I write my blog because reading someone’s words really got me through great and not so great patches.
It gave me the extra courage and just the words needed to persevere. I would like to think my blog will do the same someday. So I try to keep it real.
This has been a year of celebration and difficulty. As life goes. It made me appreciate my time with my husband more, not to compromise on our happiness and to keep making memories.
People love to ask a married woman daily, “No kids yet?” , well I saw nothing wrong with that 11 months ago. Hey, I still don’t, I am just more mindful that the response may be deeper than a no.
Would you still ask me that if I responded…… in January this year we found out we won’t successfully reproduce.
Well…. so much for the first year of marriage being a piece of cake. Being in the hospital having a surgery less than 6 months after marriage was definitely a test.
Nothing is more terrifying than saying bye at the waiting room and trying to keep your mind off your love in the hands of others, or watching the horror in his face as you are about to go under, unable to do anything to make the other feel better.
It was a weird feeling because although we did not have kids very high on our list, if ever, it felt like a choice was taken from us.

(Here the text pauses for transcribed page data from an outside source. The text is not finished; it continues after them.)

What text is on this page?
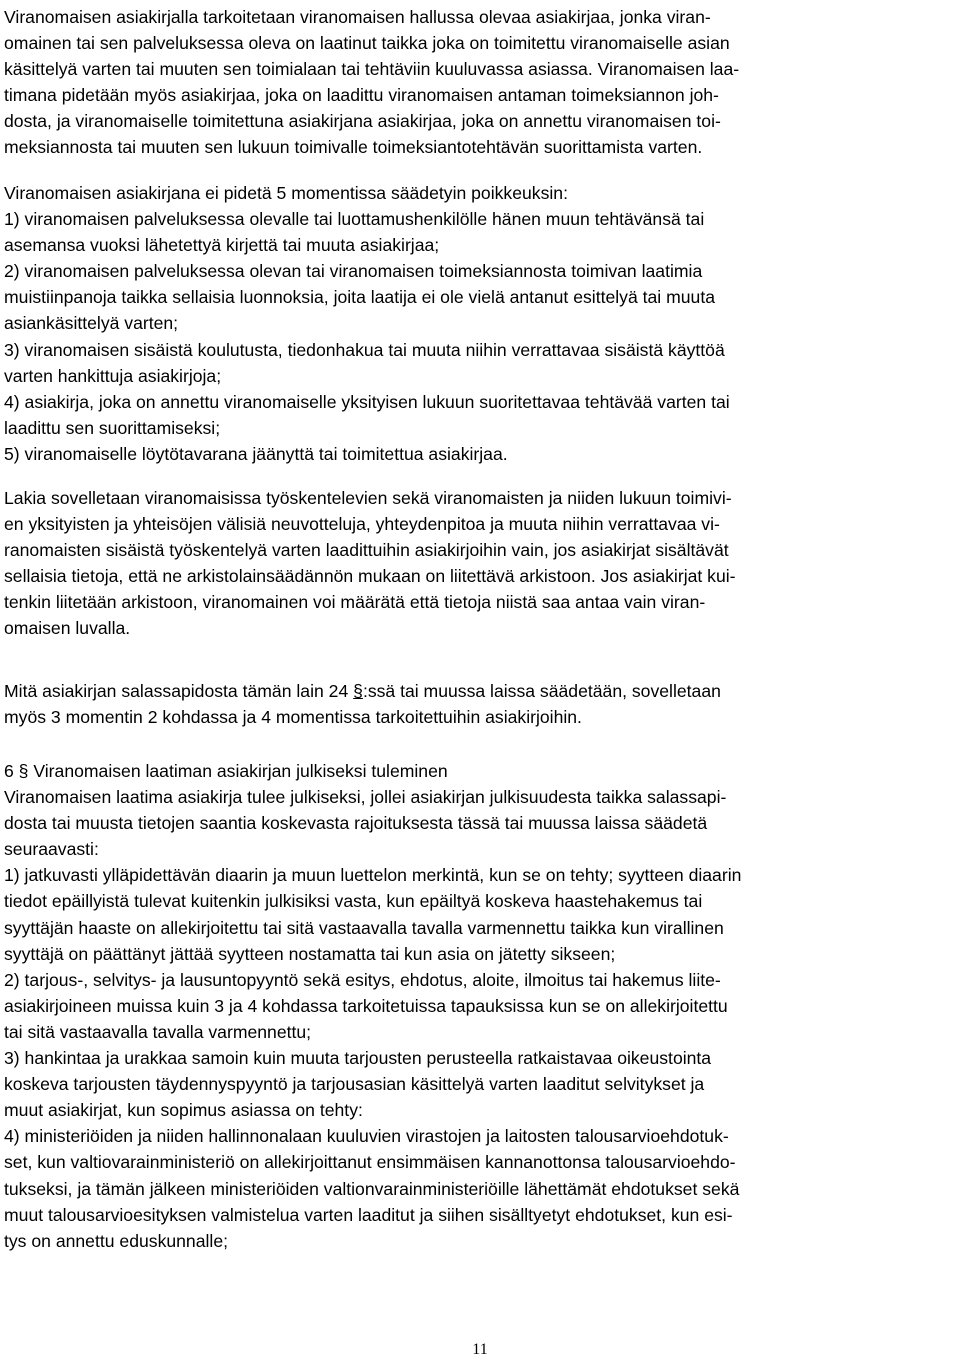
Viranomaisen asiakirjalla tarkoitetaan viranomaisen hallussa olevaa asiakirjaa, jonka viran-
omainen tai sen palveluksessa oleva on laatinut taikka joka on toimitettu viranomaiselle asian
käsittelyä varten tai muuten sen toimialaan tai tehtäviin kuuluvassa asiassa. Viranomaisen laa-
timana pidetään myös asiakirjaa, joka on laadittu viranomaisen antaman toimeksiannon joh-
dosta, ja viranomaiselle toimitettuna asiakirjana asiakirjaa, joka on annettu viranomaisen toi-
meksiannosta tai muuten sen lukuun toimivalle toimeksiantotehtävän suorittamista varten.
Viranomaisen asiakirjana ei pidetä 5 momentissa säädetyin poikkeuksin:
1) viranomaisen palveluksessa olevalle tai luottamushenkilölle hänen muun tehtävänsä tai
asemansa vuoksi lähetettyä kirjettä tai muuta asiakirjaa;
2) viranomaisen palveluksessa olevan tai viranomaisen toimeksiannosta toimivan laatimia
muistiinpanoja taikka sellaisia luonnoksia, joita laatija ei ole vielä antanut esittelyä tai muuta
asiankäsittelyä varten;
3) viranomaisen sisäistä koulutusta, tiedonhakua tai muuta niihin verrattavaa sisäistä käyttöä
varten hankittuja asiakirjoja;
4) asiakirja, joka on annettu viranomaiselle yksityisen lukuun suoritettavaa tehtävää varten tai
laadittu sen suorittamiseksi;
5) viranomaiselle löytötavarana jäänyttä tai toimitettua asiakirjaa.
Lakia sovelletaan viranomaisissa työskentelevien sekä viranomaisten ja niiden lukuun toimivi-
en yksityisten ja yhteisöjen välisiä neuvotteluja, yhteydenpitoa ja muuta niihin verrattavaa vi-
ranomaisten sisäistä työskentelyä varten laadittuihin asiakirjoihin vain, jos asiakirjat sisältävät
sellaisia tietoja, että ne arkistolainsäädännön mukaan on liitettävä arkistoon. Jos asiakirjat kui-
tenkin liitetään arkistoon, viranomainen voi määrätä että tietoja niistä saa antaa vain viran-
omaisen luvalla.
Mitä asiakirjan salassapidosta tämän lain 24 §:ssä tai muussa laissa säädetään, sovelletaan
myös 3 momentin 2 kohdassa ja 4 momentissa tarkoitettuihin asiakirjoihin.
6 § Viranomaisen laatiman asiakirjan julkiseksi tuleminen
Viranomaisen laatima asiakirja tulee julkiseksi, jollei asiakirjan julkisuudesta taikka salassapi-
dosta tai muusta tietojen saantia koskevasta rajoituksesta tässä tai muussa laissa säädetä
seuraavasti:
1) jatkuvasti ylläpidettävän diaarin ja muun luettelon merkintä, kun se on tehty; syytteen diaarin
tiedot epäillyistä tulevat kuitenkin julkisiksi vasta, kun epäiltyä koskeva haastehakemus tai
syyttäjän haaste on allekirjoitettu tai sitä vastaavalla tavalla varmennettu taikka kun virallinen
syyttäjä on päättänyt jättää syytteen nostamatta tai kun asia on jätetty sikseen;
2) tarjous-, selvitys- ja lausuntopyyntö sekä esitys, ehdotus, aloite, ilmoitus tai hakemus liite-
asiakirjoineen muissa kuin 3 ja 4 kohdassa tarkoitetuissa tapauksissa kun se on allekirjoitettu
tai sitä vastaavalla tavalla varmennettu;
3) hankintaa ja urakkaa samoin kuin muuta tarjousten perusteella ratkaistavaa oikeustointa
koskeva tarjousten täydennyspyyntö ja tarjousasian käsittelyä varten laaditut selvitykset ja
muut asiakirjat, kun sopimus asiassa on tehty:
4) ministeriöiden ja niiden hallinnonalaan kuuluvien virastojen ja laitosten talousarvioehdotuk-
set, kun valtiovarainministeriö on allekirjoittanut ensimmäisen kannanottonsa talousarvioehdo-
tukseksi, ja tämän jälkeen ministeriöiden valtionvarainministeriöille lähettämät ehdotukset sekä
muut talousarvioesityksen valmistelua varten laaditut ja siihen sisälltyetyt ehdotukset, kun esi-
tys on annettu eduskunnalle;
11
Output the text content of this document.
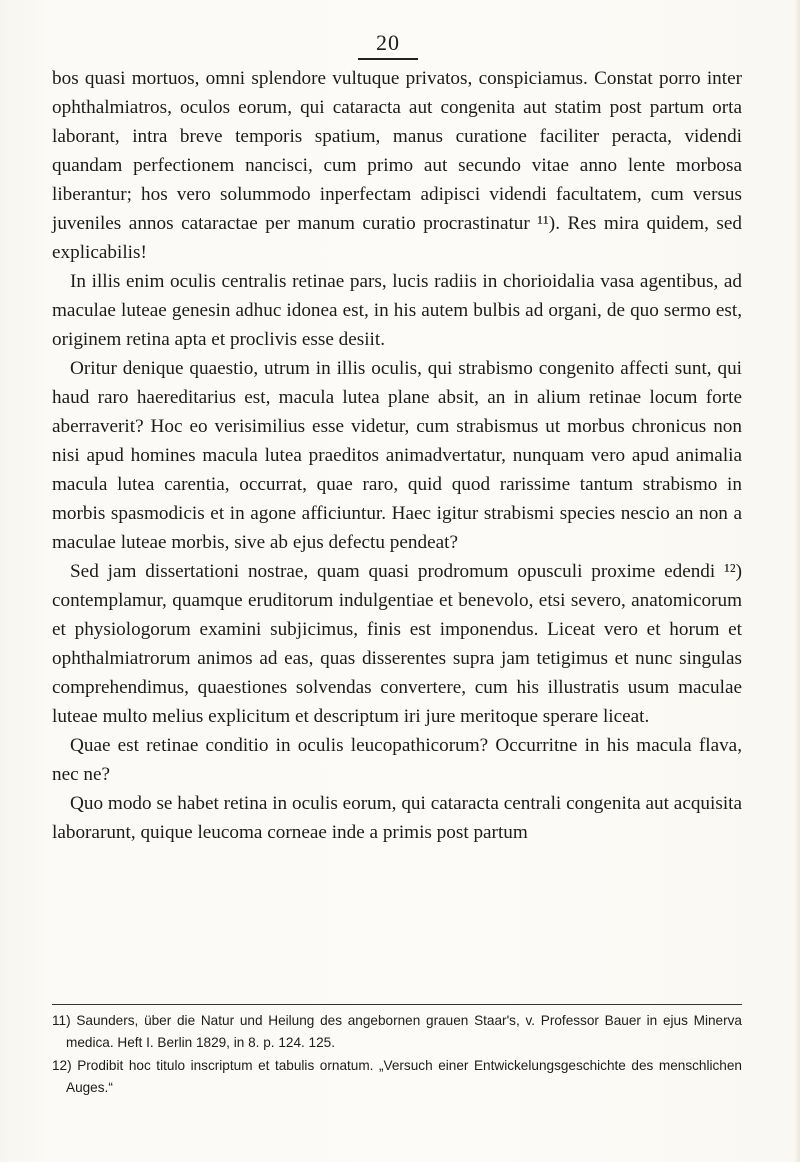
20

bos quasi mortuos, omni splendore vultuque privatos, conspiciamus. Constat porro inter ophthalmiatros, oculos eorum, qui cataracta aut congenita aut statim post partum orta laborant, intra breve temporis spatium, manus curatione faciliter peracta, videndi quandam perfectionem nancisci, cum primo aut secundo vitae anno lente morbosa liberantur; hos vero solummodo inperfectam adipisci videndi facultatem, cum versus juveniles annos cataractae per manum curatio procrastinatur ¹¹). Res mira quidem, sed explicabilis!

In illis enim oculis centralis retinae pars, lucis radiis in chorioidalia vasa agentibus, ad maculae luteae genesin adhuc idonea est, in his autem bulbis ad organi, de quo sermo est, originem retina apta et proclivis esse desiit.

Oritur denique quaestio, utrum in illis oculis, qui strabismo congenito affecti sunt, qui haud raro haereditarius est, macula lutea plane absit, an in alium retinae locum forte aberraverit? Hoc eo verisimilius esse videtur, cum strabismus ut morbus chronicus non nisi apud homines macula lutea praeditos animadvertatur, nunquam vero apud animalia macula lutea carentia, occurrat, quae raro, quid quod rarissime tantum strabismo in morbis spasmodicis et in agone afficiuntur. Haec igitur strabismi species nescio an non a maculae luteae morbis, sive ab ejus defectu pendeat?

Sed jam dissertationi nostrae, quam quasi prodromum opusculi proxime edendi ¹²) contemplamur, quamque eruditorum indulgentiae et benevolo, etsi severo, anatomicorum et physiologorum examini subjicimus, finis est imponendus. Liceat vero et horum et ophthalmiatrorum animos ad eas, quas disserentes supra jam tetigimus et nunc singulas comprehendimus, quaestiones solvendas convertere, cum his illustratis usum maculae luteae multo melius explicitum et descriptum iri jure meritoque sperare liceat.

Quae est retinae conditio in oculis leucopathicorum? Occurritne in his macula flava, nec ne?

Quo modo se habet retina in oculis eorum, qui cataracta centrali congenita aut acquisita laborarunt, quique leucoma corneae inde a primis post partum

11) Saunders, über die Natur und Heilung des angebornen grauen Staar's, v. Professor Bauer in ejus Minerva medica. Heft I. Berlin 1829, in 8. p. 124. 125.

12) Prodibit hoc titulo inscriptum et tabulis ornatum. „Versuch einer Entwickelungsgeschichte des menschlichen Auges.“
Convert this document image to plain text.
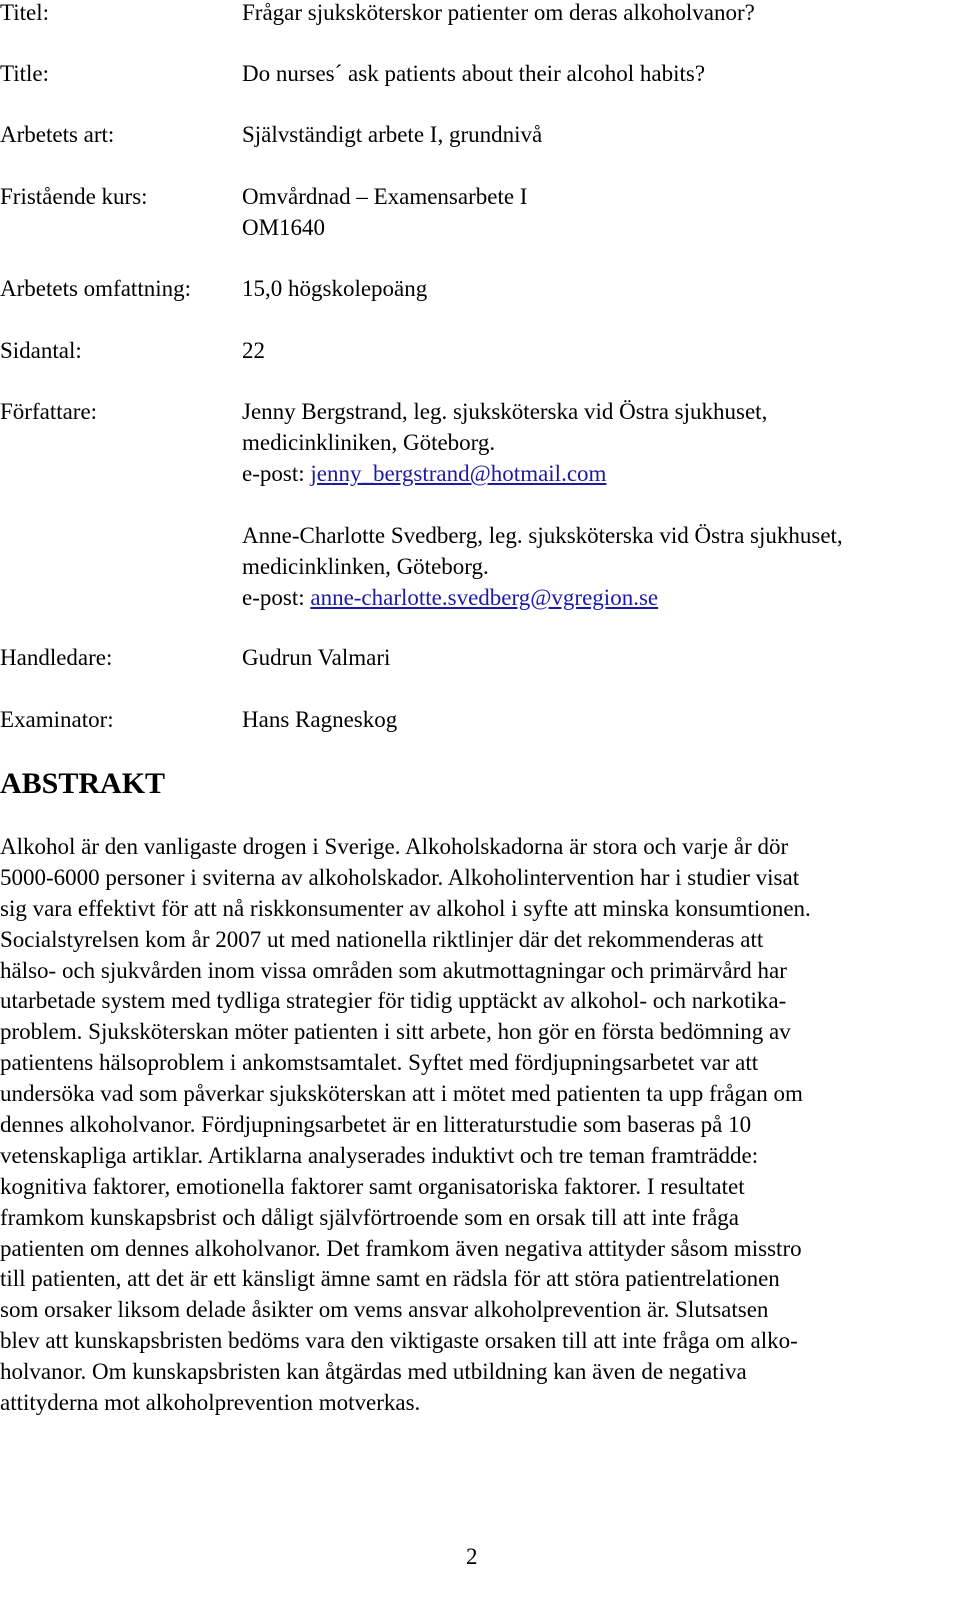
Titel:	Frågar sjuksköterskor patienter om deras alkoholvanor?
Title:	Do nurses´ ask patients about their alcohol habits?
Arbetets art:	Självständigt arbete I, grundnivå
Fristående kurs:	Omvårdnad – Examensarbete I
OM1640
Arbetets omfattning: 15,0 högskolepoäng
Sidantal:	22
Författare:	Jenny Bergstrand, leg. sjuksköterska vid Östra sjukhuset,
medicinkliniken, Göteborg.
e-post: jenny_bergstrand@hotmail.com
Anne-Charlotte Svedberg, leg. sjuksköterska vid Östra sjukhuset,
medicinklinken, Göteborg.
e-post: anne-charlotte.svedberg@vgregion.se
Handledare:	Gudrun Valmari
Examinator:	Hans Ragneskog
ABSTRAKT
Alkohol är den vanligaste drogen i Sverige. Alkoholskadorna är stora och varje år dör
5000-6000 personer i sviterna av alkoholskador. Alkoholintervention har i studier visat
sig vara effektivt för att nå riskkonsumenter av alkohol i syfte att minska konsumtionen.
Socialstyrelsen kom år 2007 ut med nationella riktlinjer där det rekommenderas att
hälso- och sjukvården inom vissa områden som akutmottagningar och primärvård har
utarbetade system med tydliga strategier för tidig upptäckt av alkohol- och narkotika-
problem. Sjuksköterskan möter patienten i sitt arbete, hon gör en första bedömning av
patientens hälsoproblem i ankomstsamtalet. Syftet med fördjupningsarbetet var att
undersöka vad som påverkar sjuksköterskan att i mötet med patienten ta upp frågan om
dennes alkoholvanor. Fördjupningsarbetet är en litteraturstudie som baseras på 10
vetenskapliga artiklar. Artiklarna analyserades induktivt och tre teman framträdde:
kognitiva faktorer, emotionella faktorer samt organisatoriska faktorer. I resultatet
framkom kunskapsbrist och dåligt självförtroende som en orsak till att inte fråga
patienten om dennes alkoholvanor. Det framkom även negativa attityder såsom misstro
till patienten, att det är ett känsligt ämne samt en rädsla för att störa patientrelationen
som orsaker liksom delade åsikter om vems ansvar alkoholprevention är. Slutsatsen
blev att kunskapsbristen bedöms vara den viktigaste orsaken till att inte fråga om alko-
holvanor. Om kunskapsbristen kan åtgärdas med utbildning kan även de negativa
attityderna mot alkoholprevention motverkas.
2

And yes we know we can adopt if we change our minds but it is not the point of this blog.
I have two points to make. One, ladies if something feels wrong then it probably is. Please insist on receiving more thorough tests from your doctor. Only you know how you feel.
And two, for those people who like to make women feel inadequate for not reproducing know there are many ways to be a mother 😏. Aiming to be a better person everyday counts. It adds to a better future for everyone.